It also takes away from their competitive aspect if performance is similar to the competition but the competition can just overclock and perform better.
Being able to get marginally better performance for double the price does not seem particularly competitive to me. You're not getting anything for free either, since Intel's charging an extra $50+ for the ability to overclock a processor, plus extra for an overclocking-capable chipset, in addition to them not even supplying a cooler for those parts. AMD offering i7-like performance for $200, and i9-like performance for $330, along with reasonably capable coolers for all of their processors, definitely seems far more competitive no matter how one looks at it.
Perhaps when Intel slashes prices once again with their 10-series processors, offering similar thread counts as AMD at comparable price points, they may once again be competitive, so long as one is willing to put up with higher power draw and heat output for that bit of extra performance, along with what will probably be inadequate stock coolers on the locked parts, and no coolers on the unlocked parts.
As for performance, so far on apples to apples (not counting price) comparison (8 core to 8 core) Intel has a slight, very, advantage and the overclocking gives them a much larger advantage. If you go price to price then yes in more heavily multi threaded applications AMD has the advantage.
The performance differences from overclocking these processors are not all that large. A stock 9900K can boost up to 5.0GHz on a single core, down to 4.7GHz with all cores loaded. According to SiliconLottery, only 35% of 9900Ks were able to push a 5.0GHz or higher all-core overclock under their test criteria and 13% were not even able to hit 4.9GHz, but assuming one is willing to use higher voltages and expensive cooling, we'll use 5.0GHz for our comparison. A 5.0GHz all-core overclock should result in roughly the same performance as stock for lightly-threaded workloads, up to around 6% higher performance at most in heavily threaded workloads utilizing all cores. And that's assuming perfect performance scaling, which usually isn't the case, especially in things like games, where the processor will be spending much of its time waiting for the graphics card either way.

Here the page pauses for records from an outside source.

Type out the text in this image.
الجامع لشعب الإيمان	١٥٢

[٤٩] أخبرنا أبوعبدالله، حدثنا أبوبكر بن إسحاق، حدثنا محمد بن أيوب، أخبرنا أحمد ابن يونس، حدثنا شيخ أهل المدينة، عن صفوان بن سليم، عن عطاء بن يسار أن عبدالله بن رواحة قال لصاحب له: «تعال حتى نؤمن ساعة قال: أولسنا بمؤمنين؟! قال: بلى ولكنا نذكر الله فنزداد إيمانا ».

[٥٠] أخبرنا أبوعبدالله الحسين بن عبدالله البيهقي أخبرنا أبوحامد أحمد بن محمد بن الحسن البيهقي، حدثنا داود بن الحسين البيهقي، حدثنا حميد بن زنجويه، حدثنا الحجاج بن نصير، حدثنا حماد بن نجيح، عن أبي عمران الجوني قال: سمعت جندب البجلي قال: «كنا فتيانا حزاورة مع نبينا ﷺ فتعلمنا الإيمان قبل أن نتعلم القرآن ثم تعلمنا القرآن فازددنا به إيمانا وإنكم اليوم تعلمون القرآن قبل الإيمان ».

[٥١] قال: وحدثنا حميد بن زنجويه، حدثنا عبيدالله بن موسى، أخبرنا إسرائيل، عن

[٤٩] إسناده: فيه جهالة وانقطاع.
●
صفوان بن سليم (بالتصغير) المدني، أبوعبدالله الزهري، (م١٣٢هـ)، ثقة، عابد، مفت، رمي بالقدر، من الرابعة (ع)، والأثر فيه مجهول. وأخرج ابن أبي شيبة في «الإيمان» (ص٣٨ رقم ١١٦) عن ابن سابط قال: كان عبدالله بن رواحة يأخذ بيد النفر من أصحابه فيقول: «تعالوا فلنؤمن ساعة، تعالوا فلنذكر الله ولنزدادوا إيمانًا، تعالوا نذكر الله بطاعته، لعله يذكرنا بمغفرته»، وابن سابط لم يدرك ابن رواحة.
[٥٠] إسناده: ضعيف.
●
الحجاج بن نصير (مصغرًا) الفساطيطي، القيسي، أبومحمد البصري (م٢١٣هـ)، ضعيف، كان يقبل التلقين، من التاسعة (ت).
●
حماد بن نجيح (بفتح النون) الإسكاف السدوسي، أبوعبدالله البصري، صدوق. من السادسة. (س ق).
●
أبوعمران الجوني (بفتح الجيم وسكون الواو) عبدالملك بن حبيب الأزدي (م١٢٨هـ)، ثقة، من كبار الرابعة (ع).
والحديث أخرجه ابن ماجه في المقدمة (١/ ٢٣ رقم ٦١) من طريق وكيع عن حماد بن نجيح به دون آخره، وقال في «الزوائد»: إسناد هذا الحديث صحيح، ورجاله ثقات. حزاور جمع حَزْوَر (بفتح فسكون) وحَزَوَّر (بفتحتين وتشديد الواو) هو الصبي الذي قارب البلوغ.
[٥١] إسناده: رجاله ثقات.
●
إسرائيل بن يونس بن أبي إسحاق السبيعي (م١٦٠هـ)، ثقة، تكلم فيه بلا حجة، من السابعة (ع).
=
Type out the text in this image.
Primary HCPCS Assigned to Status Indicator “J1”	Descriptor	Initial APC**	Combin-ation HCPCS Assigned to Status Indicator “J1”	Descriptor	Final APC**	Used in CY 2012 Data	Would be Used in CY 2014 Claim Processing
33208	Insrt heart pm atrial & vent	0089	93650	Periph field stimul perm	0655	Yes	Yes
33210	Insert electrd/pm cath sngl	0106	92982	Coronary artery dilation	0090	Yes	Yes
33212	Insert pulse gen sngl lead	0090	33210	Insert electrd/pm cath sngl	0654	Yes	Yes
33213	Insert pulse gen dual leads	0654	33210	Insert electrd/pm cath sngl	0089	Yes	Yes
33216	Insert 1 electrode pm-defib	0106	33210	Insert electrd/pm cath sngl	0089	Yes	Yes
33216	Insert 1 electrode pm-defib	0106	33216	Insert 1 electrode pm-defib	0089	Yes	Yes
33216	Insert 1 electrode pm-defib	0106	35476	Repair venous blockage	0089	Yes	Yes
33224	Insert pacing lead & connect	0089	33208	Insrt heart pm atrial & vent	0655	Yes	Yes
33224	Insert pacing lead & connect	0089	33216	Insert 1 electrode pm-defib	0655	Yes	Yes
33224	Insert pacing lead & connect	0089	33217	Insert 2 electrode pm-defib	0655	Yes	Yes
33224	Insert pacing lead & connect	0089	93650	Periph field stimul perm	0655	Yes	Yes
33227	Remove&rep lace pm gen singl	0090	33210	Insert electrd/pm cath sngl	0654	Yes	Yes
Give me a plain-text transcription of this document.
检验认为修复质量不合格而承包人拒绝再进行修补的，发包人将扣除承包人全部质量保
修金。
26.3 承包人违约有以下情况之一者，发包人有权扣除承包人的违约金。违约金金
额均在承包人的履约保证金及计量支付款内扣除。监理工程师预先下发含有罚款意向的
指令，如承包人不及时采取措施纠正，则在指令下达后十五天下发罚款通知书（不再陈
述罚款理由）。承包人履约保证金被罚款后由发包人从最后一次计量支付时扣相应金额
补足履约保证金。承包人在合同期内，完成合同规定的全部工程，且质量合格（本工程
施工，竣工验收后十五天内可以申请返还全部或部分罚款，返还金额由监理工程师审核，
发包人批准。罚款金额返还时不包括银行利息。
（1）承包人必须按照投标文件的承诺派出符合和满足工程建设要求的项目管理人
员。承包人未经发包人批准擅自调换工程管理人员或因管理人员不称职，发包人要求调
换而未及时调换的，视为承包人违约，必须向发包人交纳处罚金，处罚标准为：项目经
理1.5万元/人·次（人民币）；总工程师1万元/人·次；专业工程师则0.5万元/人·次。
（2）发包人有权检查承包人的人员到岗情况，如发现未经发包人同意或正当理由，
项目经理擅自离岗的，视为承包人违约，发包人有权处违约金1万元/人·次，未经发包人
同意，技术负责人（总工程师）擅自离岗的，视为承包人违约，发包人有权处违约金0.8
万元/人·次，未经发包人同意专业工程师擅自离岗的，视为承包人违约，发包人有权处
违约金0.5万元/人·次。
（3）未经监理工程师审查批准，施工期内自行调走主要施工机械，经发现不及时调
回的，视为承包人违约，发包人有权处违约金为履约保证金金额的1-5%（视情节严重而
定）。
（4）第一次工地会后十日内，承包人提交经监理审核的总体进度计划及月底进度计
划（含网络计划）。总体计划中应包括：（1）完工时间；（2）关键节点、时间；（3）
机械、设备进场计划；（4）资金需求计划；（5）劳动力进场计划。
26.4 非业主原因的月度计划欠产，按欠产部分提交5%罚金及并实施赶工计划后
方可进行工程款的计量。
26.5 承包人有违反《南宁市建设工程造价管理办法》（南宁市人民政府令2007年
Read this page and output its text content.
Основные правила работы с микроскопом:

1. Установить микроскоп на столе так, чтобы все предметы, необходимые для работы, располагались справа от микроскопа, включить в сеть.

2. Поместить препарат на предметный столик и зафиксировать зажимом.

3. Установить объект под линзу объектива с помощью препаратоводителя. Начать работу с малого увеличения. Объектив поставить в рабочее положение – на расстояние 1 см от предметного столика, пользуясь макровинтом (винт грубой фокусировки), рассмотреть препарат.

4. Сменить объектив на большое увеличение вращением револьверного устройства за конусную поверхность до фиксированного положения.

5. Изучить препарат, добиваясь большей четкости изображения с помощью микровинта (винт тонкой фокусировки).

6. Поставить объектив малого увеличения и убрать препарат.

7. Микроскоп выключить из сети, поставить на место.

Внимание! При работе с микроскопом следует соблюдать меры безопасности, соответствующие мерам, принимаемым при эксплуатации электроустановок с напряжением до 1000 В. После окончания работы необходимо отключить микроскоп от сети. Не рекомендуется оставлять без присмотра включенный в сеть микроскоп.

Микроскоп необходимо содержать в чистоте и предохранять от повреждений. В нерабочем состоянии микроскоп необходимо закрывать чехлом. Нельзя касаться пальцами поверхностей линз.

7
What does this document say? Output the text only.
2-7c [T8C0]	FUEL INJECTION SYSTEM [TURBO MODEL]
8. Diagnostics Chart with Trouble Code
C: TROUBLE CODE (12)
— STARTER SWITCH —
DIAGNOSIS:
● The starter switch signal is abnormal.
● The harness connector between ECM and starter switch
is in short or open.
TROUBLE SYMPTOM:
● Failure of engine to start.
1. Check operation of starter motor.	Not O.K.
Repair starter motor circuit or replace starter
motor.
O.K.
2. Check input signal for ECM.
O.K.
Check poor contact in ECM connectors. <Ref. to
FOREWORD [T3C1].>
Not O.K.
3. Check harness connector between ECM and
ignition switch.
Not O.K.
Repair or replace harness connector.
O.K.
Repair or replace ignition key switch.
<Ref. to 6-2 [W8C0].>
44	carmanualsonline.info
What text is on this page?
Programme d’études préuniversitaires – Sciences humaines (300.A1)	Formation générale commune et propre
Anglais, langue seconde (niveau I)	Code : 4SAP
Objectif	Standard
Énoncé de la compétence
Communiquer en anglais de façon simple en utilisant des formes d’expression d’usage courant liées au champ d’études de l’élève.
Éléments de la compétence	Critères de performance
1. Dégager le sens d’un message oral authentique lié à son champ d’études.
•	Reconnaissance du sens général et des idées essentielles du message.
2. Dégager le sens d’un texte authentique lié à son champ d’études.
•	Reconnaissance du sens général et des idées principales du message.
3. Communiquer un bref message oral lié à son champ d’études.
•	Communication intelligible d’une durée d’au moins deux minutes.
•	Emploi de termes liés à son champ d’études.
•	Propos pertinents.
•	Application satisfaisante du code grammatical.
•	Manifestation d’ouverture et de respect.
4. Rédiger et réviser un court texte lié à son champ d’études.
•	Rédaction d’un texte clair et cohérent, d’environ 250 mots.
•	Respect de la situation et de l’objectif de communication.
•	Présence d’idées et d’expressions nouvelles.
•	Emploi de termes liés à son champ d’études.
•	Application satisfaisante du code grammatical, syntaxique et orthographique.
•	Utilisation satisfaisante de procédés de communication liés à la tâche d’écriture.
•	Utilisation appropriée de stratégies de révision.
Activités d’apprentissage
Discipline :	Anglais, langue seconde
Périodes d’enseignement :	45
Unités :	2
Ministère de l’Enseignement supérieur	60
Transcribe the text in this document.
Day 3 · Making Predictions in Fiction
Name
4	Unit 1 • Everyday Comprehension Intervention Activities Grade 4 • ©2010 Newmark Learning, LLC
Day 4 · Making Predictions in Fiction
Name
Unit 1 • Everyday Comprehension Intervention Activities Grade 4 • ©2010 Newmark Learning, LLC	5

And as far as heavily-multithreaded workloads go, you don't even have to go price to price. In many applications, a 3700X will outperform a 9900K. The two processors trade blows at application performance in general, performing similar overall. And this is for a new processor architecture that hasn't yet been optimized for. Unless the primary purpose of a system is to run one or more of those applications where the 9900K happens to pull slightly ahead, there is little reason to pay more for that processor.
And in terms of gaming performance, the Intel processors might still manage to edge out the competition in benchmarks, but only when pairing them with a very high-end graphics card at low-resolutions that few people would use them with. At practical resolutions for a given card, there will be little to no difference, and significantly more performance could be had by putting that money toward faster graphics hardware instead.